"The author strikes a good balance between political theology and analysis. Names in the news, including Michael Brown, combine with her own personal perspective as a mother to give the narrative poignancy and timeliness. Stand Your Ground raises important spiritual and social questions."--Publishers Weekly
"A clarion call to all in the United States, regardless of race, gender, class or faith, to acknowledge our sordid and painful past and to work together to transform the American dream of equality and opportunity into a reality for all."--Diana L. Hayes, in National Catholic Reporter
“If Trayvon was of age and armed, could he have stood his ground on that sidewalk?”—President Barack Obama
On the Sunday morning after the acquittal of Trayvon Martin’s killer, black preachers across America addressed the questions his death raised for their communities: “Where is the justice of God? What are we to hope for?”
In this timely and compelling book, Kelly Brown Douglas examines the myths and narratives underlying a “stand-your-ground” culture, taking seriously the social as well as the theological questions raised by this and similar events, from Ferguson, Missouri to Staten Island, New York.

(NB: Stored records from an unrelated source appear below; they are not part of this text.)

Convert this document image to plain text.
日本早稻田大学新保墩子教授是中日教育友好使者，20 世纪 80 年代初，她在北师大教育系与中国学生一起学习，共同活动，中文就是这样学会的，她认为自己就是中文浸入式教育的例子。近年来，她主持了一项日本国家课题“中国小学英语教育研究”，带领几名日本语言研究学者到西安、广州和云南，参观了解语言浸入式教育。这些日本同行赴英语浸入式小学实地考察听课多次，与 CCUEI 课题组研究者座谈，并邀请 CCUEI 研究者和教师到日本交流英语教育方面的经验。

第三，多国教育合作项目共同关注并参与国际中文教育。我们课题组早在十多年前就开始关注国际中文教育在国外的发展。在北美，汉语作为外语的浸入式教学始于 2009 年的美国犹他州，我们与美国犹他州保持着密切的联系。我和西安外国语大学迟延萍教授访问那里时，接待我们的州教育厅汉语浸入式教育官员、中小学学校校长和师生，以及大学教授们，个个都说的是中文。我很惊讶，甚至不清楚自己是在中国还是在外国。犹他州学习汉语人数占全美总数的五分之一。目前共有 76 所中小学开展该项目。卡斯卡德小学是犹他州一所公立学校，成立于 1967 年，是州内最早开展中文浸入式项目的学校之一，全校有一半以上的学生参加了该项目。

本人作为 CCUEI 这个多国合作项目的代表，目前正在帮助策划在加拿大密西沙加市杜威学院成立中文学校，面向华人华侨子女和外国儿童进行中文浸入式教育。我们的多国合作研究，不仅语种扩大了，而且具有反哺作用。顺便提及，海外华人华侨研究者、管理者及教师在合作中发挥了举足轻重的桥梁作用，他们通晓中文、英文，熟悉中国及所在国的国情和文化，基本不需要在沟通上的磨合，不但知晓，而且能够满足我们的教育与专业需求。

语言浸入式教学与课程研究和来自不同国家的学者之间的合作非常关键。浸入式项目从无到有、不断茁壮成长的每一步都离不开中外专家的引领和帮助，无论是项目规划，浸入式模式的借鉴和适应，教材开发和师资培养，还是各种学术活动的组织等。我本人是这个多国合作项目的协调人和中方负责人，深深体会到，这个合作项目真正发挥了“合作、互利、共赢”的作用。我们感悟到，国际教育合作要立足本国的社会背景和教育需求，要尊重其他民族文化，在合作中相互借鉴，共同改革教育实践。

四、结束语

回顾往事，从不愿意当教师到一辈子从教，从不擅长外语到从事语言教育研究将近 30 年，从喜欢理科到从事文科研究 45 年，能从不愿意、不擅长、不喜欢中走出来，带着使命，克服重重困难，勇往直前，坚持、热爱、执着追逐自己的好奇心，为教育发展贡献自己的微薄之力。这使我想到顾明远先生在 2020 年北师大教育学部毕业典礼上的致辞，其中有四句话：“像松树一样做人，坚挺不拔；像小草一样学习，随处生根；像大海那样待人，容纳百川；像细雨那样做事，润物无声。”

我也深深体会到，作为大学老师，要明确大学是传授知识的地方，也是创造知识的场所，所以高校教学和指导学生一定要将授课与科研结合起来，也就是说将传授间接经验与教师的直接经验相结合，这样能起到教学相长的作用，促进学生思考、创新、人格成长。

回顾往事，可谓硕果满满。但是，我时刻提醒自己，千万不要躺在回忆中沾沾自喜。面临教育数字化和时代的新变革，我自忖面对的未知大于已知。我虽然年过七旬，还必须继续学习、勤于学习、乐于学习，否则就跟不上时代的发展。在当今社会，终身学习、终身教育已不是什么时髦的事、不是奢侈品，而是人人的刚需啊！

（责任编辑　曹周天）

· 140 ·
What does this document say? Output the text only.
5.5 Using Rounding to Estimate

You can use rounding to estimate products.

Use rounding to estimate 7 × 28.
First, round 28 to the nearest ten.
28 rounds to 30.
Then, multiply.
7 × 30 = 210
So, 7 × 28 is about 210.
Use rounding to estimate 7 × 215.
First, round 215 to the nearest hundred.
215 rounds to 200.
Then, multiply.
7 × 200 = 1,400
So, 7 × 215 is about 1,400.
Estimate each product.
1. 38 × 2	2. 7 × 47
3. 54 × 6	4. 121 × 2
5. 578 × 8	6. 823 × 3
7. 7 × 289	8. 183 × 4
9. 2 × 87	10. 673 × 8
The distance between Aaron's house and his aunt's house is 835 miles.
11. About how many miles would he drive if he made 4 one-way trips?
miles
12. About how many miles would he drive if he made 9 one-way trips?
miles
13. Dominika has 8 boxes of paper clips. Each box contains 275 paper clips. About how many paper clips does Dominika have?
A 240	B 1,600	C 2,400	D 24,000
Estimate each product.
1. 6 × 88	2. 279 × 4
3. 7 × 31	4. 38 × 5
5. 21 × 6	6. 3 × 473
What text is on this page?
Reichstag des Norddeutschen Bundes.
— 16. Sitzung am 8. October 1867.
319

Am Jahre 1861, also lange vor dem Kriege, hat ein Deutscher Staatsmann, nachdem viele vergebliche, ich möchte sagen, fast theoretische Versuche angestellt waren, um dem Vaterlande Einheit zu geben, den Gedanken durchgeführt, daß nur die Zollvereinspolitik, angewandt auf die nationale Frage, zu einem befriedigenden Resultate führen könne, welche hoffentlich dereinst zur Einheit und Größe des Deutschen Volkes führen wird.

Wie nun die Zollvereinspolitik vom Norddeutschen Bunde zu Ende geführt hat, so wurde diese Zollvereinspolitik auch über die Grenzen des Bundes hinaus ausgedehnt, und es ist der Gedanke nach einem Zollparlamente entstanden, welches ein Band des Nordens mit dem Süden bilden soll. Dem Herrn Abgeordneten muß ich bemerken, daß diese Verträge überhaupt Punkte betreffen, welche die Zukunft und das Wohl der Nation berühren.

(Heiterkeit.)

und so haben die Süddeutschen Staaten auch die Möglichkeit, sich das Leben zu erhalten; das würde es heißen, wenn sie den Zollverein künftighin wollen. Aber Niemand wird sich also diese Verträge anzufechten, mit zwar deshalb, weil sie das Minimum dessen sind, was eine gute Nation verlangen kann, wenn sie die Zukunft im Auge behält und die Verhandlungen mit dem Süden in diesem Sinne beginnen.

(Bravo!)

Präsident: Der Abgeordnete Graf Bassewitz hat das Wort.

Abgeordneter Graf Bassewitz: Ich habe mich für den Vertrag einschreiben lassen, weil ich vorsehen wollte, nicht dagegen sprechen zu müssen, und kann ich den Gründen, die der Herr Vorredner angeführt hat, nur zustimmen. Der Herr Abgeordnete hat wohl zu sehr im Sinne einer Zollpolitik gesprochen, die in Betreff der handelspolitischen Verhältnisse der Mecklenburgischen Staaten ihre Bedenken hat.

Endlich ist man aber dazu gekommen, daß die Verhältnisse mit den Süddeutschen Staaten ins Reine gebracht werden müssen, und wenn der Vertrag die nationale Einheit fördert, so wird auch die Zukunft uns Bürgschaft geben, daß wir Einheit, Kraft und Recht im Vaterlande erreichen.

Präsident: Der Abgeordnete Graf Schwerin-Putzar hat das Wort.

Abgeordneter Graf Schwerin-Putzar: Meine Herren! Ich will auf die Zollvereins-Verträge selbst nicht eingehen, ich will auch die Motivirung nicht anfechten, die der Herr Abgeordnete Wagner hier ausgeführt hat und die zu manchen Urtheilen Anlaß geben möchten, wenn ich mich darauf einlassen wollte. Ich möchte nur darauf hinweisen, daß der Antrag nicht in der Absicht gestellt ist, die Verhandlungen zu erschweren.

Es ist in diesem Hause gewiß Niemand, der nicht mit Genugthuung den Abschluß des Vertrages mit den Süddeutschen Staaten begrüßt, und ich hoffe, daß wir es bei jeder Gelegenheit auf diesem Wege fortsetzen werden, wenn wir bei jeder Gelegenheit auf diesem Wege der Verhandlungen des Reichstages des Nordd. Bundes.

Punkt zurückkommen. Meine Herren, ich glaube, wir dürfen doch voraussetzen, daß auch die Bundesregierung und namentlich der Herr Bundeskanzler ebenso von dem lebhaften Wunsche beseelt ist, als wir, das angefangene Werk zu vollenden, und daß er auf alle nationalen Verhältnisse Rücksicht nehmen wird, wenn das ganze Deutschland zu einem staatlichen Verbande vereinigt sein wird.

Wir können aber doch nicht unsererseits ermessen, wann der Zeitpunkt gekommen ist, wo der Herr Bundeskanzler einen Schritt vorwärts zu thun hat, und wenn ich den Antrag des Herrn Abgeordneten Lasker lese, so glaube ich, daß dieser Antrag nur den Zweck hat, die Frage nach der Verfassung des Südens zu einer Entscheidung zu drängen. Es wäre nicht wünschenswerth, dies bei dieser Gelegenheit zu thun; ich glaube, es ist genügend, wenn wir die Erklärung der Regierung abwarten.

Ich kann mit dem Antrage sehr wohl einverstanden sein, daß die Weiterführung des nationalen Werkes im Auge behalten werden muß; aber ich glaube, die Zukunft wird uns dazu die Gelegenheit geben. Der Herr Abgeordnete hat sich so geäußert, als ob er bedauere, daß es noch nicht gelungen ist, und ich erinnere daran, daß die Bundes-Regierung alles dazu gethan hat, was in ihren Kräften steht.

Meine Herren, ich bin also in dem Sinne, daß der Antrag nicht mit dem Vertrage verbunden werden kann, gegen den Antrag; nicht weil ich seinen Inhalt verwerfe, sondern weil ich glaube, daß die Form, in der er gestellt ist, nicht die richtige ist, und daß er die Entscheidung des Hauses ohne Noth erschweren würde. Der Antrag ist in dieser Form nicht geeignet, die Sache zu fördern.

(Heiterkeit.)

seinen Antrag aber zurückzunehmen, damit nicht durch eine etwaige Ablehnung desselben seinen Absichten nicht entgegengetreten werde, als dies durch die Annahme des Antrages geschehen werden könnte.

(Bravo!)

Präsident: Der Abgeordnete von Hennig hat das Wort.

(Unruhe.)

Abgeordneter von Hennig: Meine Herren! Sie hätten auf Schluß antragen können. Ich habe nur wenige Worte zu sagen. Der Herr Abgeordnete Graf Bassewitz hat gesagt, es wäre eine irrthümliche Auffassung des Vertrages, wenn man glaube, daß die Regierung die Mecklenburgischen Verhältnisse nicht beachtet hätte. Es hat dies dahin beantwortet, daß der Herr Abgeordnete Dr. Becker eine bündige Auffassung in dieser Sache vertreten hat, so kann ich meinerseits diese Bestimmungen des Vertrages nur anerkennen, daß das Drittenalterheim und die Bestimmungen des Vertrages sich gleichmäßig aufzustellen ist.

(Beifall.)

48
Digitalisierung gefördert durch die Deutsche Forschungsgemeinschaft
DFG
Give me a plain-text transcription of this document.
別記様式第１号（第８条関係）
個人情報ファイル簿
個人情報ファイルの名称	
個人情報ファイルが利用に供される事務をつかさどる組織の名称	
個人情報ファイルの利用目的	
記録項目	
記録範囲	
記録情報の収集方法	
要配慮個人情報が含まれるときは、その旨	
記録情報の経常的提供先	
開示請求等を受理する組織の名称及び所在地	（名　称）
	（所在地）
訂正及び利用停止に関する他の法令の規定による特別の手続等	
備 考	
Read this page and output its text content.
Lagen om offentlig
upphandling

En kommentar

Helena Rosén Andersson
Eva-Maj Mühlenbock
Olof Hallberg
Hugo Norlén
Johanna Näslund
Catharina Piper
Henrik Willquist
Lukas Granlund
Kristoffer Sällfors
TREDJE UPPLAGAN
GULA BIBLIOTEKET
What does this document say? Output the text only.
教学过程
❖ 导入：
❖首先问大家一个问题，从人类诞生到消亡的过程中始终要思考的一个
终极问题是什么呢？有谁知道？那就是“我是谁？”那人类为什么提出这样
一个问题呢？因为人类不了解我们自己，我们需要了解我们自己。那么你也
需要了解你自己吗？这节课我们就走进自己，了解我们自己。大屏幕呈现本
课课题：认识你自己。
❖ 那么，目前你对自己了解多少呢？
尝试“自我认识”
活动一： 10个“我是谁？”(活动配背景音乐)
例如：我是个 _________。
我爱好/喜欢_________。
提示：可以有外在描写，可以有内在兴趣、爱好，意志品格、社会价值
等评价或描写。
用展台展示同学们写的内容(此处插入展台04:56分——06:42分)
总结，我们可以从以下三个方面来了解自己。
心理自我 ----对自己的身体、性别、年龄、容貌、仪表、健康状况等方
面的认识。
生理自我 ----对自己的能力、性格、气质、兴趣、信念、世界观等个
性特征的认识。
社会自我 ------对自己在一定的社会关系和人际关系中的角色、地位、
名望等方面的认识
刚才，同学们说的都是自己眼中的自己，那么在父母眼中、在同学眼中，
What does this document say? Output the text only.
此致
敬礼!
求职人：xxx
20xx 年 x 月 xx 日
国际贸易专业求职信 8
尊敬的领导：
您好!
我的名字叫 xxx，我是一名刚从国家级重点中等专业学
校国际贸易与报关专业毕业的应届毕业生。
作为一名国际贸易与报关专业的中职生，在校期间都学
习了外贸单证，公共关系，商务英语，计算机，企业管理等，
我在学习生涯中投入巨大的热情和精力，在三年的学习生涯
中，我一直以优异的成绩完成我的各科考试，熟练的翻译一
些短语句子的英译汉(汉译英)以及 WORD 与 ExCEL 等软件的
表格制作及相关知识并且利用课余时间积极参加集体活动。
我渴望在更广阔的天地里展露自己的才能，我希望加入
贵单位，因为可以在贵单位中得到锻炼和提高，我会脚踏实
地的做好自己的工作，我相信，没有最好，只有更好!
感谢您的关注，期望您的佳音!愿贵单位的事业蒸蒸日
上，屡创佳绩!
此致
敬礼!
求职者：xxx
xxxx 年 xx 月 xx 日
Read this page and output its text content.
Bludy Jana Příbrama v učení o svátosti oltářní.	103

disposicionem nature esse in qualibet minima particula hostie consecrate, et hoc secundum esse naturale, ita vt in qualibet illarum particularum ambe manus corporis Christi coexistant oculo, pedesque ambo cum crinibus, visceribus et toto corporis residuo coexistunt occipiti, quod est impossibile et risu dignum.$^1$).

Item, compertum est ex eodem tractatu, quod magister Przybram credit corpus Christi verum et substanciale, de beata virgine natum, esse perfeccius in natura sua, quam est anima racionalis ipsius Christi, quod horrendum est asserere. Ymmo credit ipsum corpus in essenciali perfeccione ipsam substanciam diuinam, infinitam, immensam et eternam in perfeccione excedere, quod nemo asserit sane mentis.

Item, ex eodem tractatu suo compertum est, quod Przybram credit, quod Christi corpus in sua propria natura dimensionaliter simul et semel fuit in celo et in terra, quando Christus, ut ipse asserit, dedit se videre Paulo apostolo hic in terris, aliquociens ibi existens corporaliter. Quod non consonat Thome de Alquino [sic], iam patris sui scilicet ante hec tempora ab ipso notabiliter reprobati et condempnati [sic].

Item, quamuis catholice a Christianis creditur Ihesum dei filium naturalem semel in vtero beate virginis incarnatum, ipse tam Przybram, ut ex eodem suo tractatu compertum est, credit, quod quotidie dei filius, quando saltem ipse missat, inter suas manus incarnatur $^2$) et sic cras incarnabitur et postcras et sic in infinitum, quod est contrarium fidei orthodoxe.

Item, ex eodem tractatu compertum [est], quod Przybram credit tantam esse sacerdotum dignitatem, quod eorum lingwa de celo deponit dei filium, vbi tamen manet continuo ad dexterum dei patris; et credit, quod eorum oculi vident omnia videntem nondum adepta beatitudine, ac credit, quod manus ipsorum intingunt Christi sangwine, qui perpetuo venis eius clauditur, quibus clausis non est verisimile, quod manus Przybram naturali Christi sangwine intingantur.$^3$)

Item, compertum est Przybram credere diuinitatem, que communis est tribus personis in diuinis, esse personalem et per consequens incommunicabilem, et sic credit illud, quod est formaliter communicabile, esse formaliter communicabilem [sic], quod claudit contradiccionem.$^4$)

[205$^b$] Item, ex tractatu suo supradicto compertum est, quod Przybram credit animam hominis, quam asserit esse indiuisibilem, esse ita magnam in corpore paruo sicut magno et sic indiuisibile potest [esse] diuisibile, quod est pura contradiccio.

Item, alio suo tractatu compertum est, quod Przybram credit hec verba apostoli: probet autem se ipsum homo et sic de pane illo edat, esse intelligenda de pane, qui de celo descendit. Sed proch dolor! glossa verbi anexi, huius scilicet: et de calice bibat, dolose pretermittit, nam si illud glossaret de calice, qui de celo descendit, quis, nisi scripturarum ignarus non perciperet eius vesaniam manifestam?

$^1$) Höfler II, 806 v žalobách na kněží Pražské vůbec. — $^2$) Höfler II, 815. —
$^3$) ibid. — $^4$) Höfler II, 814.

But the author also brings another significant interpretative lens to this text: that of a mother. She writes: “There has been no story in the news that has troubled me more than that of Trayvon Martin’s slaying. President Obama said that if he had a son his son would look like Trayvon. I do have a son and he does look like Trayvon.”
In the face of tragedy and indifference, Kelly Brown Douglas arms the truth of a black mother’s faith in these times of “stand your ground.”
Rev. Dr. Kelly Brown Douglas is the inaugeral Dean of Episcopal Divinity School at Union Theological Seminary, New York City. She has served as Canon Theologian at the Washington National Cathedral and Director of the Religion Program at Goucher College, Baltimore, MD, where she holds the Susan D. Morgan Professorship of Religion. Prior to coming to Goucher College she was Associate Professor of Theology at Howard University School of Divinity, Washington, DC, and served as Assistant Professor of Religion at Edward Waters College, Jacksonville, FL.
A native of Dayton, OH, Dr. Douglas was ordained in 1985 at Saint Margaret's Episcopal Church—the first black woman to be ordained an Episcopal priest in the Southern Ohio Diocese, and one of only five nationwide at the time. In 2012 she was the first to receive the Anna Julia Cooper Award by the Union of Black Episcopalians for her “literary boldness and leadership in the development of a womanist theology and discussing the complexities of Christian faith in African-American contexts." Essence magazine counts her “among this country’s most distinguished religious thinkers, teachers, ministers, and counselors."
She is widely published in national and international journals. Her other books include The Black Christ, What’s Faith Got to Do with It? (both from Orbis Books) as well as Black Bodies/Christian Souls, and Black Bodies and the Black Church: A Blues Slant. She is also co-editor of Sexuality and the Sacred: Sources for Theological Reflection.